Roche is walking away from tominersen, an experimental treatment for Huntington's disease that the company pursued for more than a decade. According to Endpoints News, Roche has dropped the drug after it performed no better than a placebo in a Phase 2 trial.

The decision, as reported by Endpoints News, followed "plenty of ups and downs" over the years of development. Alongside tominersen, Roche is also ending work on an early-stage Huntington's asset, signaling a broader retreat from its efforts in the disease.
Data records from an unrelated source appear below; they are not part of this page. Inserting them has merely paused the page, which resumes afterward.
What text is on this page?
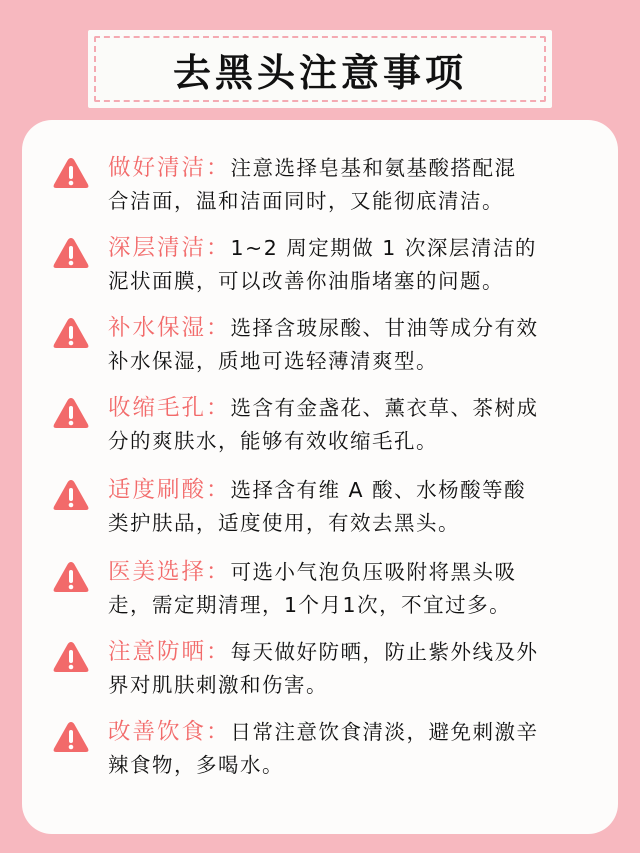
去黑头注意事项
做好清洁：注意选择皂基和氨基酸搭配混
合洁面，温和洁面同时，又能彻底清洁。
深层清洁：1~2 周定期做 1 次深层清洁的
泥状面膜，可以改善你油脂堵塞的问题。
补水保湿：选择含玻尿酸、甘油等成分有效
补水保湿，质地可选轻薄清爽型。
收缩毛孔：选含有金盏花、薰衣草、茶树成
分的爽肤水，能够有效收缩毛孔。
适度刷酸：选择含有维 A 酸、水杨酸等酸
类护肤品，适度使用，有效去黑头。
医美选择：可选小气泡负压吸附将黑头吸
走，需定期清理，1个月1次，不宜过多。
注意防晒：每天做好防晒，防止紫外线及外
界对肌肤刺激和伤害。
改善饮食：日常注意饮食清淡，避免刺激辛
辣食物，多喝水。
Huntington's disease is a devastating, inherited neurodegenerative condition, and there are no treatments that stop or slow its progression. Drugs like tominersen represented one of the more closely watched attempts to change that, which is part of why the program drew so much attention across its long and bumpy history.

A Phase 2 trial is a mid-stage test designed to show whether a drug actually works in patients. When a treatment fails to beat a placebo — an inactive substitute given to a comparison group — it means patients on the drug did not do measurably better than those on nothing at all. That result is often a fatal blow to a program, and in this case it was.

Roche's exit closes the book on one of the higher-profile bets in Huntington's research. For the patient community and their families, the news underscores how difficult it remains to turn scientific promise into a working therapy — and how even large drugmakers with years invested will cut their losses when the data don't hold up.